Homework #8: MapReduce

DUE: Monday 3/03 11:59pm

HOW TO SUBMIT: Submit the required files for all problems (see WHAT TO SUBMIT under each problem below) through WebSubmit. On the WebSubmit interface, make sure you select compsci290 and the appropriate homework number. You can submit multiple times, but please resubmit files for all problems each time.

0. Getting Started

WHAT TO SUBMIT: Nothing is required for this part.

Start up your VM and issue the following commands, which will install mrjob python package and create a working directory for your assignment:

/opt/datacourse/sync.sh
cp -pr /opt/datacourse/assignments/hw08-template/ ~/hw08/

Execute a MapReduce job locally

To get you started, We have provided a sample file tweet_sm.txt containing a fairly small number of tweets and a simple program hashtag_count.py that counts the total number of tweets and the total number of uses of hashtags.

You can execute the MapReduce program locally on your VM, without using a cluster, as follows:

python hashtag_count.py tweets_sm.txt

As a rule of thumb, you should always test and debug your MapReduce program locally on smaller datasets, before you attempt it on a big cluster on Amazon---it will cost you money!

Signing up for Amazon AWS and setting up mrjob/EMR

Executing your MapReduce program on Amazon EMR

Now, you are ready to run a program on Amazon EMR (Elastic MapReduce using Hadoop)! Just type the following command:

python hashtag_count.py -c mrjob.conf -r emr tweets_sm.txt

Tips:

1. Finding the top 50 Twitter hashtags

In this exercise, you will write a MapReduce program to find the 50 most popular hashtags from a file containing approximately 3.5 million tweets (a couple hours in the twitterverse).

We strongly recommend that you debug first locally before running on the full file in Amazon. You can make a copy of the example code:

cp hashtag_count.py topk.py

and edit topk.py to suit your needs. When running on Amazon, you can use the following files:

You can give these file URLs to your python program directly, e.g.:

python topk.py -c mrjob.conf -r emr s3://cs290-spring2014/twitter/tweets.txt

Hint 1: Your approach should work on much bigger datasets than what we are using here. Keep in mind the tips from class about potential problems when computing on data in parallel.
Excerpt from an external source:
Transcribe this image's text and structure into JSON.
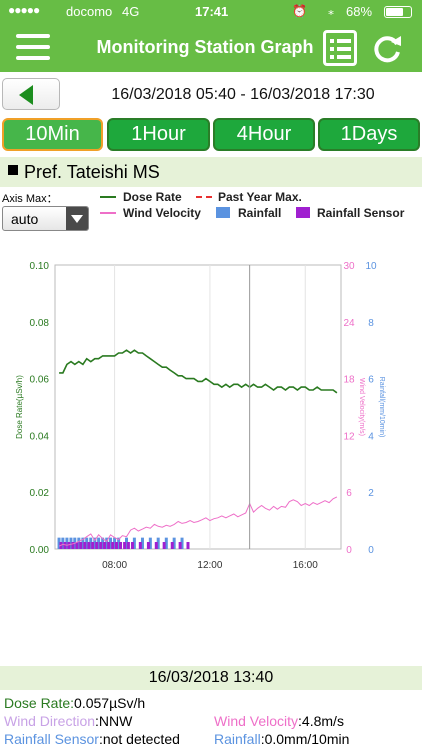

Hint 2: You can create standard python data structures within MRJob functions or class instances. Keep in mind that these will be stored in-memory for each mapper or reducer, so if used, any such structure should be kept small.

WHAT TO SUBMIT: Submit a plain-text file named topk.txt with your results. You need to submit the results on the big file (the small file is there in case you need to debug your program). Submit also your code (topk.py) including comments explaining the code.